My point is that it’s strange to be in a place that is so cut off. Life goes on much like it does in the rest of the world, but there’s something different. To Turkmenistan’s credit, Ashgabat is surprisingly normal. Shockingly, really. Turkmenistan has been compared to North Korea many times, but when it comes to security, there’s really no comparison. No traveler with a camera is walking around alone in Pyongyang taking photos of whatever they feel like.
The streets are quiet during the day due to the heat. I hear they’re quiet at night due to the 11:00 PM curfew. Still, people are out and about. Restaurants are open. Old men play chess in the park in front of the mosque. I cannot undersell how normal Ashgabat feels from the ground. I stopped for food at a cafe, and a girl my age laughed and said, “Sorry, my English is not so good,” when I ordered.
These places always seem like such an abstract concept that it’s easy to forget the people in them are just like you and me. Of course, they face the unique challenges of living under a repressive dictatorship that, to an outsider’s perspective, is almost invisible. Still, police were on every corner. Everywhere I looked, SOMEONE was being detained by at least one officer. Security guards refused to allow me to walk within a few meters of government buildings. Despite the apparent normalcy of Ashgabat, there is a very abnormal vibe throughout the city. The people are very kind, but there’s just something in the air. Besides the police presence that, frankly, isn’t nearly as heavy as in China or even Nepal, there’s nothing I can point to and say, “Yeah, that’s weird.” It’s very intangible, yet hangs over everyone and everything like a forecast for rain despite clear skies.
Yet for all its reputation and rumors, Turkmenistan isn’t nearly as cut off as one might believe.
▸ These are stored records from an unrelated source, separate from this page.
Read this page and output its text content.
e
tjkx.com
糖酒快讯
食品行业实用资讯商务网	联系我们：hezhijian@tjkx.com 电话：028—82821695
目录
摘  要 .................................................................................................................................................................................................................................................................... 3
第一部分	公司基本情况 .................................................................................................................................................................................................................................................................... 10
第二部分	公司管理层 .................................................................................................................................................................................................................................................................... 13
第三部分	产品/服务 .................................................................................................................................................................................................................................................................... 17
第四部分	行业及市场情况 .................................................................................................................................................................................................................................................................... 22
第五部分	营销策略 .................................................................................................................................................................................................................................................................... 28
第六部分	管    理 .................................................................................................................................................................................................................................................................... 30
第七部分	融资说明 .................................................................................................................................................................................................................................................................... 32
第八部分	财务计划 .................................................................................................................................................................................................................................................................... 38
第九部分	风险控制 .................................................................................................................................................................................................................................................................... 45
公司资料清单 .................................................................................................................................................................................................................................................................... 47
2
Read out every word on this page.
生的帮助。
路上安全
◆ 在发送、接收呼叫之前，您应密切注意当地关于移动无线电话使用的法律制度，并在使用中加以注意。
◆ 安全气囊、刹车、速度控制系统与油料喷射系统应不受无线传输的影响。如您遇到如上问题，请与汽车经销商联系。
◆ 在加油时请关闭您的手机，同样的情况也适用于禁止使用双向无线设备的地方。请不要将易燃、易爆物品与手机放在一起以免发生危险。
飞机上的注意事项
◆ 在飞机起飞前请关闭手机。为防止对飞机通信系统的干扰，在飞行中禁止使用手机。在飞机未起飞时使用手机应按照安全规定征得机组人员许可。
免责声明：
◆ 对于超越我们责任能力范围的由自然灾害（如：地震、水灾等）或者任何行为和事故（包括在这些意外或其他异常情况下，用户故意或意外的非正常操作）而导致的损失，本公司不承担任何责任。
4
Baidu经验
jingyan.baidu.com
Definitely not as closed off as North Korea. Malls sell Polo and Ralph Lauren from designated stores. Signs in windows advertise study and work abroad programs in Turkey and Eastern Europe.
I even met an English-speaking Turkmen soldier at the train station who went right out and told me that he hates living under the dictatorship. That he was a university student in Romania but had to come back for his mandatory two-year military service, and that he will move to London in five months when he’s finished.
Another man at the train station came to talk to me despite the language barrier. After some work and lots of hand motions, I learned that he was a carpenter who specialized in fireplaces. He asked me for my phone number (I think), and I showed him that I had no data or service. He gave a knowing nod and said, “Turkmenistan,” while making a closed bubble with his hands.
Ashgabat is certainly Turkmenistan’s gleaming jewel, but her people are very aware of the illusion.